M. André Dulait, rapporteur. Et réciproquement !
M. Didier Boulaud. Je suis désolé, mais cet aspect des choses en fait partie !
Au reste, l’avenir nous dira les conséquences des décisions que vous prenez en ce moment !
M. André Trillard. Il ne vous reste que deux minutes !
M. Didier Boulaud. Il s’agirait non pas d’une « réforme », mais bien d’une reprise en main de la justice par le pouvoir exécutif.
Dans ce contexte, le groupe socialiste ne votera pas ce texte, contrairement à ce que vous espériez, monsieur le secrétaire d'État ! Vous devrez vous contenter de notre abstention, malgré tout bienveillante ! (Sourires. - Applaudissements sur les travées du groupe CRC-SPG.)
M. le président. La parole est à M. Yvon Collin.
M. Yvon Collin. Monsieur le président, monsieur le secrétaire d'État, mes chers collègues, la piraterie, que l’on aurait aimé ranger au rayon des souvenirs et des clichés abondamment nourris par la littérature et les films d’aventure, connaît malheureusement un regain d’activité.
Si le quadrillage des mers par les marines nationales a, un temps, éteint la piraterie là où elle avait connu des heures fastes – en Méditerranée, à l’époque romaine, et aux Antilles, au xviiie siècle ! –-, elle s’est depuis progressivement réinstallée ailleurs.
Aujourd’hui, la situation est particulièrement préoccupante dans le golfe d’Aden et au large de la Somalie.
Totalisant plus de la moitié du nombre des actes de piraterie recensés par le Bureau maritime international, cette région est devenue le principal théâtre d’un banditisme très actif et très dangereux, qui s’exerce à l’encontre des navires de plaisance, de commerce ou de pêche.
Pour faire face à la gravité des actes commis – je rappelle que huit marins ont été tués en 2009 – et à leur recrudescence, force est de reconnaître que la communauté internationale est très mobilisée.
Les Nations unies ont adopté un certain nombre de résolutions en 2008, reconduites à plusieurs reprises, afin de traiter le cas spécifique de la Somalie.
Sur la base de ces résolutions, l’opération navale « Atalanta », lancée en novembre 2008, a permis de mieux sécuriser cette zone maritime très fréquentée par les navires marchands. Nos collègues qui ont embarqué, en juin dernier, à bord de la frégate Aconit ont pu observer de très près cette initiative européenne.
Au-delà de l’efficacité reconnue d’une opération qui a conduit à appréhender 708 pirates, je partage, avec mes collègues, la satisfaction de voir ainsi mise en œuvre la politique de sécurité et de défense commune, la PSDC.

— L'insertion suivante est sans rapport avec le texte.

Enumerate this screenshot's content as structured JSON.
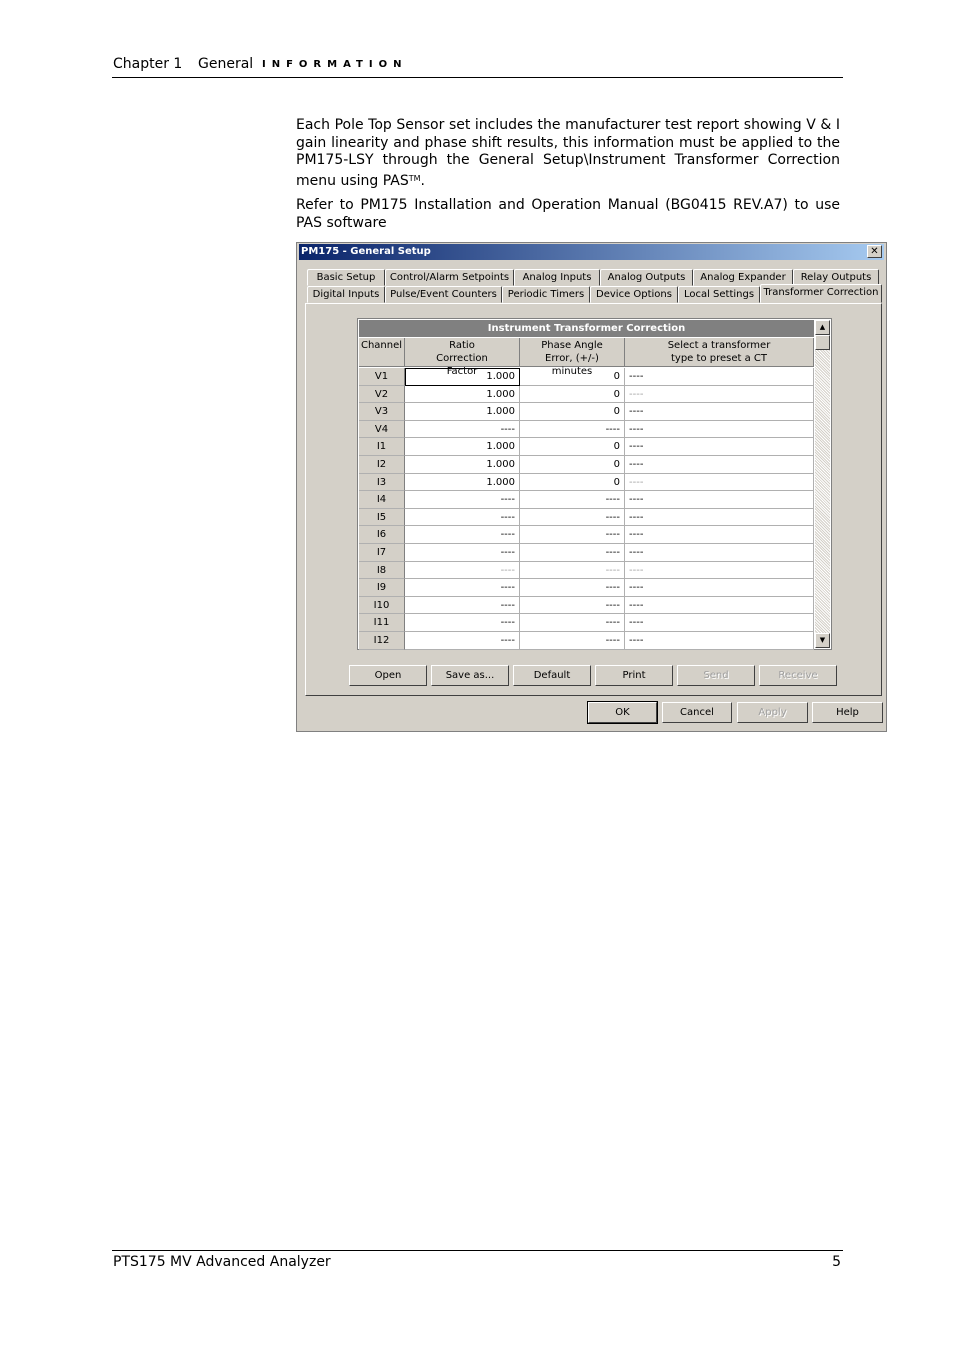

Cependant, cette action militaire, bien entendu nécessaire pour protéger les navires des attaques de pirates, ne suffira pas à dissuader la piraterie si l’on ne s’intéresse pas aux causes du phénomène.
La pauvreté et l’instabilité politique qui règnent sur la Corne de l’Afrique alimentent ce banditisme des mers. On le sait, l’absence en Somalie d’un gouvernement fort capable de contrôler l’ensemble de son territoire et de ses eaux territoriales est propice au développement de la piraterie. La Somalie est l’un des pays les plus pauvres au monde. Toutes les conditions sont donc réunies pour que ce fléau hélas ! perdure.
La communauté internationale doit se pencher au plus vite sur le problème de la guerre civile qui éprouve durement les Somaliens.
Parallèlement à ces volets militaire et politique, la lutte contre la piraterie suppose avant tout un arsenal juridique spécifique. Tel est l’objet du texte qui nous est aujourd’hui présenté, ce dont nous nous félicitons.
Ce projet de loi vise, en effet, à améliorer et à compléter le cadre juridique français, qui souffre de lacunes en raison, d’une part, de l’absence de textes législatifs introduisant dans le droit interne la convention de Montego Bay relative à la piraterie, d’autre part, de l’abrogation, en 2007, de la loi du 10 avril 1825 pour la sûreté de la navigation et du commerce maritime.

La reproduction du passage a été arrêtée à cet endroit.